Key Discussion Points
1. The Pendulum of Progress for Women in Law
- Lithwick’s Perspective: She recounts how, only a couple years prior, she was optimistic about the state of gender equality in the legal profession:
- “We are so close to complete equality. Look at us. You know, we're 50% of every law school class, and we're kind of clawing our way into the highest echelons at law firms and at law schools. And look at all the women deans of law schools in the last 10 years. I mean, it's breathtaking.” (03:03)
- Pendulum Analogy: She describes progress as non-linear — “every single major civil rights movement… is one step forward, one step back, two steps forward, one step sideways” (03:30).
- Current Moment: Lithwick observes a backlash, not only in gender rights but across civil rights: “Things that seemed certain 5, 10, 15 years ago are really, really, I think, destabilized.” (03:54)
2. The Law as a Double-Edged Sword
- Lithwick reflects on the contradictions faced by marginalized groups:
- "The same legal processes and systems that were used to criminalize your behavior... are now the processes that make us free and equal..." (04:39)
- She references W.E.B. Du Bois' "double consciousness," comparing it to how women navigate being both recipients of progress and continued discrimination:
- “We move through the world as two creatures, one the beneficiary of American exceptionalism and also the recipient of a long, long legal tradition that says you're nothing.” (05:00)

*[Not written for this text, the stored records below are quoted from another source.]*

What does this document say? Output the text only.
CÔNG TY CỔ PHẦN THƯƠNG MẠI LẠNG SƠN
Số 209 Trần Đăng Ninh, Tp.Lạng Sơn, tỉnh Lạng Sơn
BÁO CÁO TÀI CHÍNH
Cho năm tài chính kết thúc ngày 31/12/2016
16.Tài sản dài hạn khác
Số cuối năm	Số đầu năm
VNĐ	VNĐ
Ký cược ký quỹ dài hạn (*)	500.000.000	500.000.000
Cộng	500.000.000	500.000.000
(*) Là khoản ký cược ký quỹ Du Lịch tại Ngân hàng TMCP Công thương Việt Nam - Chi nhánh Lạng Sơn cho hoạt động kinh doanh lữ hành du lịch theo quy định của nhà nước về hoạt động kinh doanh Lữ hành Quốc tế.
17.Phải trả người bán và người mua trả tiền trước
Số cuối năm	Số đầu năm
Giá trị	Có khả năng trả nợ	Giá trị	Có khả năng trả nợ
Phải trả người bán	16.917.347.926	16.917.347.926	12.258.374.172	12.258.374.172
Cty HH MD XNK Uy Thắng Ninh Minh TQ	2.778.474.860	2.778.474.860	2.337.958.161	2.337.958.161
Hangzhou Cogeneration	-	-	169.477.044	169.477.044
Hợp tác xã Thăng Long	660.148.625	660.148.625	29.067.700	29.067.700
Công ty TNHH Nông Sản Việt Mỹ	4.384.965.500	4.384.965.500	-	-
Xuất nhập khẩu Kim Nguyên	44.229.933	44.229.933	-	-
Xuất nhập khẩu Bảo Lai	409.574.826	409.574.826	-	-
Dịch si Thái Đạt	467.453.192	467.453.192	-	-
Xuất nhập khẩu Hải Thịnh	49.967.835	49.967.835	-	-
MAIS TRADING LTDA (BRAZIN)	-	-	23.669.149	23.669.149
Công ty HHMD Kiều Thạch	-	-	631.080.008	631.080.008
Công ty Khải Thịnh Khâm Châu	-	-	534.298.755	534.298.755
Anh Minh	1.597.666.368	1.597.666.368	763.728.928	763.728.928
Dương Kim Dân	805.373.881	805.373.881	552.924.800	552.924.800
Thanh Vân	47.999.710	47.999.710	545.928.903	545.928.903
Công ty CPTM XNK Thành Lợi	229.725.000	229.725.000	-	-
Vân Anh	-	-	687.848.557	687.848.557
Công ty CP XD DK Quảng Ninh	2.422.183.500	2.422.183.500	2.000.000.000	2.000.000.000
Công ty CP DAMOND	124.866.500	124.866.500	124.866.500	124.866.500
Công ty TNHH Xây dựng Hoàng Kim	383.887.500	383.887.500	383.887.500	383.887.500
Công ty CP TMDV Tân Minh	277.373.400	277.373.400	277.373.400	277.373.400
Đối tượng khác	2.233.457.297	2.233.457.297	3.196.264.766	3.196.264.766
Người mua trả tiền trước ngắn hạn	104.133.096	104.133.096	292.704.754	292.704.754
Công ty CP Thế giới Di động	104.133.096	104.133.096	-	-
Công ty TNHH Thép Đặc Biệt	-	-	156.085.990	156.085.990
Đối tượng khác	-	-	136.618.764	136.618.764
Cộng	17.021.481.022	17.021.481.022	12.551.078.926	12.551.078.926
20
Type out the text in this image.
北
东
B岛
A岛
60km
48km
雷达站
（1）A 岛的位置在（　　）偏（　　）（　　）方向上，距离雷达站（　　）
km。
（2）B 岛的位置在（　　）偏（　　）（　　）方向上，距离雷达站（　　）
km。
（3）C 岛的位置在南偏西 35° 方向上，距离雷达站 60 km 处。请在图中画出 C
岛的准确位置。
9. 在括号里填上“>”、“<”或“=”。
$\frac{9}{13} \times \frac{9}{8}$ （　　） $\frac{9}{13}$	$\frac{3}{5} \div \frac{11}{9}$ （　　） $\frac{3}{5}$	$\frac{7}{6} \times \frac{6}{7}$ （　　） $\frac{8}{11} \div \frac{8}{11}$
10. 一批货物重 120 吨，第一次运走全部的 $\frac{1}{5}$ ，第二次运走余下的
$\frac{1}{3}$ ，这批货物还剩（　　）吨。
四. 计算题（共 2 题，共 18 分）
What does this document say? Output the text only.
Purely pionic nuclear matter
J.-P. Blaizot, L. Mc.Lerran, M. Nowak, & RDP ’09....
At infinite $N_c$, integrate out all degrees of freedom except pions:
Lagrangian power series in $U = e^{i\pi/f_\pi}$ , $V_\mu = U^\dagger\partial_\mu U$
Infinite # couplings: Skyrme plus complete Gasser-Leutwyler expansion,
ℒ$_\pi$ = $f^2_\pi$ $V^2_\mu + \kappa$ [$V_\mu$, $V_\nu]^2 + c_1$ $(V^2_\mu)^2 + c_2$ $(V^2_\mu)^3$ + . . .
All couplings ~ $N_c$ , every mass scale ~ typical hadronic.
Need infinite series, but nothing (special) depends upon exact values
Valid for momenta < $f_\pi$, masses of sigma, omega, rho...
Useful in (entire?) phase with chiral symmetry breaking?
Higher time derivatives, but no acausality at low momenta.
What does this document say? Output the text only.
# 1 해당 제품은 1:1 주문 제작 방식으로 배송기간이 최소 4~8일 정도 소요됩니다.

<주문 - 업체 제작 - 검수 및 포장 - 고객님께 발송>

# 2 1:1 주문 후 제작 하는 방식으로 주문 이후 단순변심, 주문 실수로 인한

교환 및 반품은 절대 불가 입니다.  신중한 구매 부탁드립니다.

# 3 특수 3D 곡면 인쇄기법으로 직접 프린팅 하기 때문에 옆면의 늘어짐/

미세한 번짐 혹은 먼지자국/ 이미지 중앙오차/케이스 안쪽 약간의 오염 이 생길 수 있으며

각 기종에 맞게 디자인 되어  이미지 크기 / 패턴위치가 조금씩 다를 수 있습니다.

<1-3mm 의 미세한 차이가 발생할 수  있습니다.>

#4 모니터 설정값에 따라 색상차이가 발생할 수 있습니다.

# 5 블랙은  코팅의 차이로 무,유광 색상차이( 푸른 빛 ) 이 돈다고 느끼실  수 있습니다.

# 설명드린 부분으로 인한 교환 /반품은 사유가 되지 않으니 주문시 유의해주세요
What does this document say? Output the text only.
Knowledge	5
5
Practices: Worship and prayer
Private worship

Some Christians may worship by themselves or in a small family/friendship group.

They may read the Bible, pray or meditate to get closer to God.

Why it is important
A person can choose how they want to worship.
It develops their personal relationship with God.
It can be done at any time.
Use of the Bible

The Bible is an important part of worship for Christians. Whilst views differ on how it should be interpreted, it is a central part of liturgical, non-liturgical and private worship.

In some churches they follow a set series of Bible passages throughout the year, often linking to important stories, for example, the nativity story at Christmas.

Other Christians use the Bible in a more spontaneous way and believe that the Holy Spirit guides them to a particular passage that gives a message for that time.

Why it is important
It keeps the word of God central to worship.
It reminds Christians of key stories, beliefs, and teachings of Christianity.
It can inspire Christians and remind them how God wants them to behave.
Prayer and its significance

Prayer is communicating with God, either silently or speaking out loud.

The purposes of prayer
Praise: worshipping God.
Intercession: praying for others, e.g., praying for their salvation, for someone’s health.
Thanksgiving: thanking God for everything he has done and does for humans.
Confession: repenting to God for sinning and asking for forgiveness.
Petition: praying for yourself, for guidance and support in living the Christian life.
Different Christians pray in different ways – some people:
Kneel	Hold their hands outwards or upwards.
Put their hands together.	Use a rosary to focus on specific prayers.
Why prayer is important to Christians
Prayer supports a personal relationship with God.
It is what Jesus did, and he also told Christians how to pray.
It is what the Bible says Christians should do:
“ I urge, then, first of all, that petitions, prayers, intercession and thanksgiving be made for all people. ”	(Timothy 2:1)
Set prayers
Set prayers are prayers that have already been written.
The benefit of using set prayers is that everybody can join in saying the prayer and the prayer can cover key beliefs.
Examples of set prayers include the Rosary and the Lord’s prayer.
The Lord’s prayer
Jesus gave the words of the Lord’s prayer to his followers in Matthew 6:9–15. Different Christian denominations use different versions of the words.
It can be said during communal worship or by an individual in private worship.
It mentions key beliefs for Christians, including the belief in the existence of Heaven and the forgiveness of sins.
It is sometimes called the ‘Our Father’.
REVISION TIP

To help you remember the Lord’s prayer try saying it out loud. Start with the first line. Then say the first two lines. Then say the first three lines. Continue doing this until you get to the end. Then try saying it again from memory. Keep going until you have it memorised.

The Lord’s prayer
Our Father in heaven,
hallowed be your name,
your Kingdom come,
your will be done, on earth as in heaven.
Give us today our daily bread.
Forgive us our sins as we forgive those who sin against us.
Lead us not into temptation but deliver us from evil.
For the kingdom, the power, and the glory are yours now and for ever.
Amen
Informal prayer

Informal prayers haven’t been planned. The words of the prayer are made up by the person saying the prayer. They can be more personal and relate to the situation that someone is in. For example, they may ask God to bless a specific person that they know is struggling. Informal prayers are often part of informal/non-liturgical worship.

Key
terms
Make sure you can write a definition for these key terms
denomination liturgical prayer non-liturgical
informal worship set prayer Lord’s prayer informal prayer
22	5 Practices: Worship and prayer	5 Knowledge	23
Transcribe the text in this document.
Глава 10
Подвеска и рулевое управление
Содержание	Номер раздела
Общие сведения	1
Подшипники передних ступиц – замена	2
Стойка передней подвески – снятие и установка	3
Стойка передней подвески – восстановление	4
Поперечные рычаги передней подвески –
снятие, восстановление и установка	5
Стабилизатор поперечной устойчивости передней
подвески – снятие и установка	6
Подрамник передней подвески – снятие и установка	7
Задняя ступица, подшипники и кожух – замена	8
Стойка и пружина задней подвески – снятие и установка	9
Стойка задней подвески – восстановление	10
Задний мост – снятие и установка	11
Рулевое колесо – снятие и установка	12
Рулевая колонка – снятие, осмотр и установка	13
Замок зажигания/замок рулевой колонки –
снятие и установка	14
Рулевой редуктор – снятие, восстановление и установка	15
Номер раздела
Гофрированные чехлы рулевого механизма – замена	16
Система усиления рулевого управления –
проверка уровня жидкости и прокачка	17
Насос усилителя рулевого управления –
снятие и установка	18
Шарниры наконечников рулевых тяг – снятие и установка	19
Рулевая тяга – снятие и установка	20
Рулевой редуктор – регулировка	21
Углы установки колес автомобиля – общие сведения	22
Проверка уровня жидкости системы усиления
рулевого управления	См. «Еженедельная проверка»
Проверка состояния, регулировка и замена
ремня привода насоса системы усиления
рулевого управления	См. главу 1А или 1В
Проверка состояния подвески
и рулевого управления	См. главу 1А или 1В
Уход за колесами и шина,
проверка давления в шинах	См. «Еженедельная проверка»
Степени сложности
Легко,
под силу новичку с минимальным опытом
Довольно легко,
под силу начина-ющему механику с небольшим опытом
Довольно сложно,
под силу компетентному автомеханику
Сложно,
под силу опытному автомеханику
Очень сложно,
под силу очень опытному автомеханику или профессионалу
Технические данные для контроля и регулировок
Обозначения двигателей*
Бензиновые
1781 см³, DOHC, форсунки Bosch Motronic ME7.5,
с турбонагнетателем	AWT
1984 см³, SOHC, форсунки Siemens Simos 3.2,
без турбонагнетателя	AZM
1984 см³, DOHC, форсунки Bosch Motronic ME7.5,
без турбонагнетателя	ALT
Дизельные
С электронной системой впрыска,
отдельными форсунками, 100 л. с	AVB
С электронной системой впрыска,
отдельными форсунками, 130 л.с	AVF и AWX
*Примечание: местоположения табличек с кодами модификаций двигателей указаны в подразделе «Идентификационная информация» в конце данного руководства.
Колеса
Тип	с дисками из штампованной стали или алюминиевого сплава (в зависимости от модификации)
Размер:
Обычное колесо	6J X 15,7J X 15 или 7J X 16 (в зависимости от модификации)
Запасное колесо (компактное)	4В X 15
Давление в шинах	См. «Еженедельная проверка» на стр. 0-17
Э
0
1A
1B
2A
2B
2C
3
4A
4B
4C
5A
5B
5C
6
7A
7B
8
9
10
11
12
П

- Post-Dobbs, she stresses the threat goes beyond abortion:
- "This isn't just about abortion, this is about miscarriages. This is about birth control, this is about pregnancy, this is about how we raise our children." (05:18)
3. Historical Context: The Role of Men in Legal Foundations
- Lithwick symbolically discusses her book’s pink cover:
- "The law is very much a pink book that was written by men for men, and that the framers and the drafters... controlled every aspect of a woman's life for centuries, for millennia, were men." (04:07)
4. Law as Instrument of Oppression: “Lock Her Up”
- Jessica Levinson asks about the chant “Lock her up” and its evolution as a tool of oppression:
- “Can you talk about how this 'Lock her up' chant is, one, a metaphor in the book, but two, how it really is, I think a through line through a lot of the stories.” (06:09)
- Lithwick traces its progression from “Iron my shirts” (seen as mere sexism) to “Lock her up” (a legalistic threat):
- “‘Lock her up’ is really threatening. ...That's using the machinery of the law to incarcerate a woman, not ever for anything specific other than what, saying unpopular things?” (07:17)
- She lists how this chant extended well past Hillary Clinton, targeting Nancy Pelosi, AOC, and even Christine Blasey Ford after her Senate testimony.
- The metaphor becomes stark reality:
- “Within weeks of the book shipping, women were being locked up in Alabama for fetal endangerment… Brittany Pullop locked up in Oklahoma for a miscarriage that the state determined was because of drug abuse. So now we're actually looking around at a country where women are going to be locked up.” (09:24)
5. From Law to Lawlessness
- Lithwick differentiates between giving up on legal systems and recognizing moments when the law is manipulated to become lawless, distinguishing hope from resignation:
- “The object isn't to give up on the law... It's to say, no, this has now become lawless.” (10:40)
Notable Quotes and Memorable Moments
- On the precariousness of progress:
- “I just had that sense that we were inching up on the forever times. And clearly we're not.” — Dahlia Lithwick (03:13)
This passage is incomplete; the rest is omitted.